To paraphrase Shakespeare, “a rose by any other name would smell the same.”
The word missionary invokes all types of images: “super Christians” traveling (flying if they have capes) to a foreign land to do the Lord’s work, hypocrites trying to browbeat natives into western civilization via Christianity (think The Poison Wood Bible), saintly people who never get angry or upset, who don’t have a selfish bone in their body.

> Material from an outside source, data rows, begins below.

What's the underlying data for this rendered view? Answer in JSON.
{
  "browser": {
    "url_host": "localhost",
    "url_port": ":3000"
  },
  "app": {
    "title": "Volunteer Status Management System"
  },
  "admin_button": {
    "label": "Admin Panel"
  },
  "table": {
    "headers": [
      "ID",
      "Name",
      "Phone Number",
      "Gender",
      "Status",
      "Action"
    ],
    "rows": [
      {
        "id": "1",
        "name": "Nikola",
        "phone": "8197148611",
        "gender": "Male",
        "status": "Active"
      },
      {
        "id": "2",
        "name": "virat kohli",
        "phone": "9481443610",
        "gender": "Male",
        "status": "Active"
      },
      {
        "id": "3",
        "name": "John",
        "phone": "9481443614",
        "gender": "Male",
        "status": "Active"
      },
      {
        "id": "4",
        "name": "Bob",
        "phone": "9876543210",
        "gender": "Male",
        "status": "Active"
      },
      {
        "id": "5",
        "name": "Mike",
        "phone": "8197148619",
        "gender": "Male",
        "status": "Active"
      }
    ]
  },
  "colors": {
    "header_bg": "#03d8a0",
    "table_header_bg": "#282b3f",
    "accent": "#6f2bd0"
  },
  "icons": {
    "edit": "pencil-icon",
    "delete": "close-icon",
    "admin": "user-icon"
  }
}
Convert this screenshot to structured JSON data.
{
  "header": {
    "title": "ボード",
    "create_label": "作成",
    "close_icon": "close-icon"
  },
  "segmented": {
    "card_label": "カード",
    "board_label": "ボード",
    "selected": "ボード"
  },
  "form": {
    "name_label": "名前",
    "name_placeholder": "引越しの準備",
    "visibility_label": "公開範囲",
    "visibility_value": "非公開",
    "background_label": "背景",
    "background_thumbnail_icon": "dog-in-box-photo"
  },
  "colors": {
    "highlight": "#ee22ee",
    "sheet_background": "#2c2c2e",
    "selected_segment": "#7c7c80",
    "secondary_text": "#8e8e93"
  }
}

I struggle with what to call myself, for I too grapple with the term missionary. I have a South African friend who vehemently dislikes the word because it reminds her of the awful mission schools run by missionaries during the apartheid days. I have other South African friends (both coloured and African) who insist that the term has evolved and no longer carries the negative connotation; on the contrary, it is seen in a positive light. Added to these considerations, I too have stereotypes about missionaries that I need to let go.
Missionary or cross-cultural Christian worker. Hum? These days the later is the more politically correct term. Perhaps it’s the most accurate term; but let’s be real, it’s a mouthful. Maybe I could shorten it to CCCW or C2CW or something cute like C2CW.
What I call myself will probably depend on the audience. As of now, I will continue to use both terms to describe myself. I imagine a term will evolve organically, once I settle into South African life. However, if I had my way, I would use no special term. I’m merely a Christian trying to live out her faith, and I often fall short. God has just called me to live out my faith in South Africa for a few years.
Image Source: moviecultists.com via Cameron on Pinterest
3 thoughts on “What’s In a Name?”
Well said Nicole! You are a servant of the Lord who just happens to be serving in South Africa. No matter language we phrase things with, His purpose will endure.
Great post! Labels are really hard, because everyone has a different “definition”! To some people “missionary” is comforting or Lord-called, where others find “missionary” extremely offensive. We try not to offend, but it is hard to tell about a person from their “label” without knowing the real person. I dislike labels for just that reason!
I use “mission” and foreign ministry pretty interchangeably.
I agree with Katy; you are called to serve..you just happen to not be residing in your native land!
Thanks for raising the question.
Thanks so much, Katy and Agatha. I truly appreciate your affirmation. At the end of the day, the only language that matters is love.